Kilkenomics urges Ireland to get a deal in honeymoon period

It wasn’t all doom and gloom at this year’s Kilkenomics festival – there were even a wedding and a 40th birthday celebration. And there was hope that Ireland could secure a better bailout deal if it toughens up and demands one before it’s too late.

It wasn’t all doom and gloom at this year’s Kilkenomics festival – there were even a wedding and a 40th birthday celebration. And there was hope that Ireland could secure a better bailout deal if it toughens up and demands one before it’s too late.

The honeymoon period had just begun for celebrated panellist Max Keiser, who got married in Dublin the day before the festival kicked off, and festival programmer Naoise Nunn was presented with a cake at one of Saturday’s shows to mark his 40th birthday.

But the real honeymoon period – which will run out within the next year, the experts agreed – was the dwindling time frame in which Ireland has enough leverage to demand a better deal for itself, including its upcoming EU presidency starting in January.

There were lessons to be learned from Greece, which once “held all the cards,” to use the title of one of the sold-out shows, but whose window of opportunity has largely closed.

There were lessons from China, Germany and Iceland, and there were lessons from Irish Mammies, courtesy of comedian Colm O’Regan.

There seemed to be consensus among audiences and contributors that Irish people feel their leaders are not doing enough hard negotiating to get a better deal for Ireland’s future. There was also wonderment, however, about a lack of protests and outcry.

Several of the post-discussion audience Q&As heard members of the public asking for ideas and calling for leadership, and the response was largely that people have to come together, stand up and do it for themselves if their elected leaders aren’t taking the reins.

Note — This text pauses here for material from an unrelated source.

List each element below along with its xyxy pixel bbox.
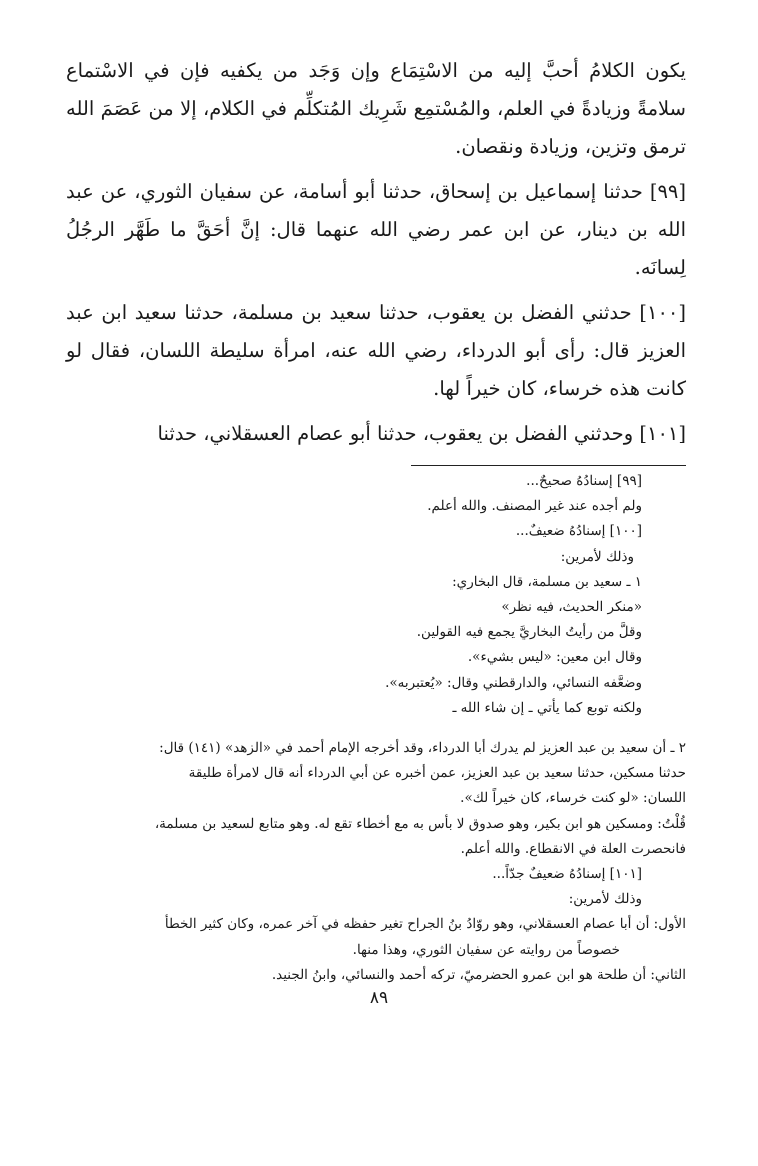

One opportunity is the €3.1 billion promissory note payment due on March 31 of next year, which will essentially see the public money being tossed into the black hole created by the implosion of the former Anglo Irish Bank. It’s the same amount, panellists noted, that is due to be taken out of the economy in next year’s Budget in the form of spending cuts and tax increases.

Would the public make a stand against this payment, or would things be pretty much the same by the time next year’s Kilkenomics comes around? The comedians might have added a dose of humour to the financial discussions at the festival, but it isn’t likely that the status quo would bring much laughter in a year’s time.